Nella tarda serata di sabato 31 agosto, una rivolta ha acceso il carcere minorile Cesare Beccaria di Milano. I disordini sembrano essere stati lanciati da poco meno di 60 detenuti, che si sarebbero sollevati per poi provare a evadere in massa uscendo dalla portineria; qualcuno avrebbe anche dato fuoco ai materassi delle proprie celle. Secondo alcune ricostruzioni, quattro ragazzi sarebbero riusciti a fuggire, passando però non dall’uscita principale, ma dai muri di cinta, e rimanendo all’interno del perimetro che delimita il carcere. In seguito alla rivolta otto persone sono rimaste ferite, la struttura sembrerebbe avere subito danni, e i detenuti evasi sono stati ritrovati. Gli eventi di ieri sera sono «la prova provata del fallimento organizzativo e gestionale del sistema penale inframurario minorile, che fa il paio con quello per gli adulti», sostiene Gennarino De Fazio, coordinatore nazionale del sindacato della polizia penitenziaria Uilpa; «urge un cambio di passo che deve essere dettato dalla politica, prim’ancora che dalle amministrazioni».
Le sommosse di ieri sono iniziate attorno alle 22:00 e hanno coinvolto 58 detenuti. Secondo quanto racconta Gennarino De Fazio a fare scattare la rivolta sarebbero stati degli incendi scoppiati in alcune celle, che avrebbero spinto la polizia penitenziaria a spostare i ragazzi nelle aree comuni; proprio da questo spazio comune, alcuni avrebbero «approfittato della situazione tentando la fuga», sfruttando anche la presenza di una porta aperta. Nella rivolta otto ragazzi sono rimasti feriti in circostanze non ancora chiare; uno di loro è stato portato in ospedale, dove sta venendo piantonato dalla polizia di Stato, in mancanza di operatori penitenziari. Mentre i più tentavano la fuga cercando di raggiungere la portineria, quattro detenuti sarebbero riusciti a scavalcare il muro di cinta e ad evadere da lì; uno di loro sarebbe stato catturato subito dopo, mentre gli altri tre sarebbero stati rintracciati in mattinata, mentre si trovavano ancora «all’interno del perimetro che delimita il carcere e altri uffici del Dipartimento per la giustizia minorile e di comunità». Proprio il Dipartimento pare però di un altro avviso, e sostiene che non vi sarebbe stato alcun tentativo di evasione da parte dei detenuti.

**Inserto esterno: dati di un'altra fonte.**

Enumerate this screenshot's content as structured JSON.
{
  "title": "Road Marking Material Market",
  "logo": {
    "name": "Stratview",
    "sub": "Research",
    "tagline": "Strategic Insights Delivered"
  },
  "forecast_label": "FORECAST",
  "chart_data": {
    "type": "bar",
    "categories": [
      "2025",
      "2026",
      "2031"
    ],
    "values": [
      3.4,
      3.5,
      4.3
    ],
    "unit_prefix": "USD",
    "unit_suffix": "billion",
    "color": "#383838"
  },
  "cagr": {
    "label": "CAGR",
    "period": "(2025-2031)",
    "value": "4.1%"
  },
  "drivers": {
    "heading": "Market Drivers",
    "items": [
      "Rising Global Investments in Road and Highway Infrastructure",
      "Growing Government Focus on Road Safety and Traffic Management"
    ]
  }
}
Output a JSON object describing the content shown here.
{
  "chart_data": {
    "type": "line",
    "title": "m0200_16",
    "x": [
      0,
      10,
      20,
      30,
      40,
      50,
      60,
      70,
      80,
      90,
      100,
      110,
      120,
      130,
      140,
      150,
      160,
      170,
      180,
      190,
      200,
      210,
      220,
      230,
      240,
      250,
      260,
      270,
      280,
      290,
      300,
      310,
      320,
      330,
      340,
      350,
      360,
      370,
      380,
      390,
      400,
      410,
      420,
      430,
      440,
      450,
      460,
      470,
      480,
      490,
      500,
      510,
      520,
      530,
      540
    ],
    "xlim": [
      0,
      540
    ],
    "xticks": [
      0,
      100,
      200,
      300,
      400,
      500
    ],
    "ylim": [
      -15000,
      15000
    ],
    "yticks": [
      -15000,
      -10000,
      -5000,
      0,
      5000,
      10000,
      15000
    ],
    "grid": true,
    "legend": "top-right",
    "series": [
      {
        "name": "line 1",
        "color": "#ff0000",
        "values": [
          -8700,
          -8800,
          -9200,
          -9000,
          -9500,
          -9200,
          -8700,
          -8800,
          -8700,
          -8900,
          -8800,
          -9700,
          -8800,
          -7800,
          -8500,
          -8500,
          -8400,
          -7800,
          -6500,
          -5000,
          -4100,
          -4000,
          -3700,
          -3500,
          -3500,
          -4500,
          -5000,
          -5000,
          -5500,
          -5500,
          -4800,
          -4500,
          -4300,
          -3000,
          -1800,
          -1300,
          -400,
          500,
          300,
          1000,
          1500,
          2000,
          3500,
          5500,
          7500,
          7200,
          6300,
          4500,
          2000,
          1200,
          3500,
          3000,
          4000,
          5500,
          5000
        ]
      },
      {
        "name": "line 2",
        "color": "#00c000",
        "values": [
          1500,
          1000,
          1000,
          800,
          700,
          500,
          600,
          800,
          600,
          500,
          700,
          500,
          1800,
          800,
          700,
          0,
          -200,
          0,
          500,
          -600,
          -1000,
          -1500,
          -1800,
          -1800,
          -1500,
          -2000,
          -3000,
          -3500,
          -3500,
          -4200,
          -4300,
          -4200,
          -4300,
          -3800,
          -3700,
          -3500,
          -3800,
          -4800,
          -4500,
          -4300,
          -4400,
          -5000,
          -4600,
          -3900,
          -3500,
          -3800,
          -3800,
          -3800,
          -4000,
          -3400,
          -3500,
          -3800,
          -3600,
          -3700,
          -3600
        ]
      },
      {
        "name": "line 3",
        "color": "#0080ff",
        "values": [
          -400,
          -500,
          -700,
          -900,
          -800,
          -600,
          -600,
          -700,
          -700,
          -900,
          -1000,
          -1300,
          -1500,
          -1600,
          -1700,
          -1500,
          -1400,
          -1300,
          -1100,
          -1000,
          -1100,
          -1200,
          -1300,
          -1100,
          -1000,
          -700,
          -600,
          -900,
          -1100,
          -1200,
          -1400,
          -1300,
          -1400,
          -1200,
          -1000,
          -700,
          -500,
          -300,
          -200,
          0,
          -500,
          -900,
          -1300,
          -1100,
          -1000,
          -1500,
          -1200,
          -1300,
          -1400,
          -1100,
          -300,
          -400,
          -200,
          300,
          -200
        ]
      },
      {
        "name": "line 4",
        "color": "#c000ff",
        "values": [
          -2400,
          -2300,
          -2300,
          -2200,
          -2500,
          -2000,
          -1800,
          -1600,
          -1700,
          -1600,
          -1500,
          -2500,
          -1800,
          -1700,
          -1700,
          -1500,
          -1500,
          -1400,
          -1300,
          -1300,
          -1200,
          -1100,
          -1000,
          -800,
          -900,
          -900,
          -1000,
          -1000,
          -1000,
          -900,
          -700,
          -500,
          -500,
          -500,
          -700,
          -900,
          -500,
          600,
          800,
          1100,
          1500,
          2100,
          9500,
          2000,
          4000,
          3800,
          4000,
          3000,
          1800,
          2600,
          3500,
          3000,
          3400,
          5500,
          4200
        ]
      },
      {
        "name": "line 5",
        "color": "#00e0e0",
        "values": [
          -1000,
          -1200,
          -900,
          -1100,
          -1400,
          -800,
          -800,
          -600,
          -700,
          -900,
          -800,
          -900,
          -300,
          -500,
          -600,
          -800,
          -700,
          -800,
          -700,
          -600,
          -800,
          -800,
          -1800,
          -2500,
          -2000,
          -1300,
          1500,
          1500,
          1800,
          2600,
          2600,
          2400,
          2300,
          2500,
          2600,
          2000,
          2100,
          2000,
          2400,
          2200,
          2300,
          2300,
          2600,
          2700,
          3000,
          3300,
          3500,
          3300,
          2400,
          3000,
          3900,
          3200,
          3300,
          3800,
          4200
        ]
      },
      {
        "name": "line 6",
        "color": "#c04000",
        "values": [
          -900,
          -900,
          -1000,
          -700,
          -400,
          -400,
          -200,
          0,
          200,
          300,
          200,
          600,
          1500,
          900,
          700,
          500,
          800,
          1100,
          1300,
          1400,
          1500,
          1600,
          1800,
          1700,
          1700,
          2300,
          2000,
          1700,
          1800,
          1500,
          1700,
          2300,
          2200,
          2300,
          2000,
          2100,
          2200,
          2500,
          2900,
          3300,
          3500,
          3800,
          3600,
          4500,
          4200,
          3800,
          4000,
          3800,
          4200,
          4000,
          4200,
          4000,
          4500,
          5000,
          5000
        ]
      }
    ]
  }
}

In seguito alle rivolte, le strade intorno al carcere sono state chiuse per prevenire i tentativi di evasione, e sul posto sono arrivati i Vigili del fuoco che devono ancora quantificare i danni, definiti «ingenti» dallo stesso Dipartimento. Per ora l’unica ipotesi che sta circolando è che l’incendio sia stato scatenato da un gruppo di detenuti che avrebbe dato fuoco ai materassi delle proprie celle.
Quella di ieri sera, non è la prima volta che il carcere Beccaria finisce sotto i riflettori. Celle troppo piccole, sovraffollamento, casi di maltrattamento, e attività rieducative che alla fine non portano da nessuna parte sono solo alcune delle criticità interne più volte denunciate da detenuti e associazioni di categoria. Lo scorso aprile, 13 agenti della struttura sono stati arrestati con le accuse di maltrattamento, concorso in tortura, e tentata violenza sessuale, con l’aggravante di aver commesso gli atti ai danni di minori; altri 8, invece, sono stati sottoposti ad altre forme di misure cautelari e sospesi dal servizio. È anche per questo che il carcere Beccaria non risulta nuovo a rivolte e possibili tentativi di evasione: il 20 agosto scorso, nove persone tra agenti e detenuti sono finite in ospedale, ed è stato bruciato un materasso; il 29 maggio, una cinquantina di detenuti si è rifiutata di rientrare dall’ora d’aria, scatenando il disordine; nella notte tra il 5 e il 6 maggio, è invece scoppiato un incendio che ha coinvolto quattro celle. La struttura, spesso lodata per il suo modello di gestione, è col tempo passata dall’essere un esempio da seguire, al sintomo di cosa non va nelle prigioni italiane.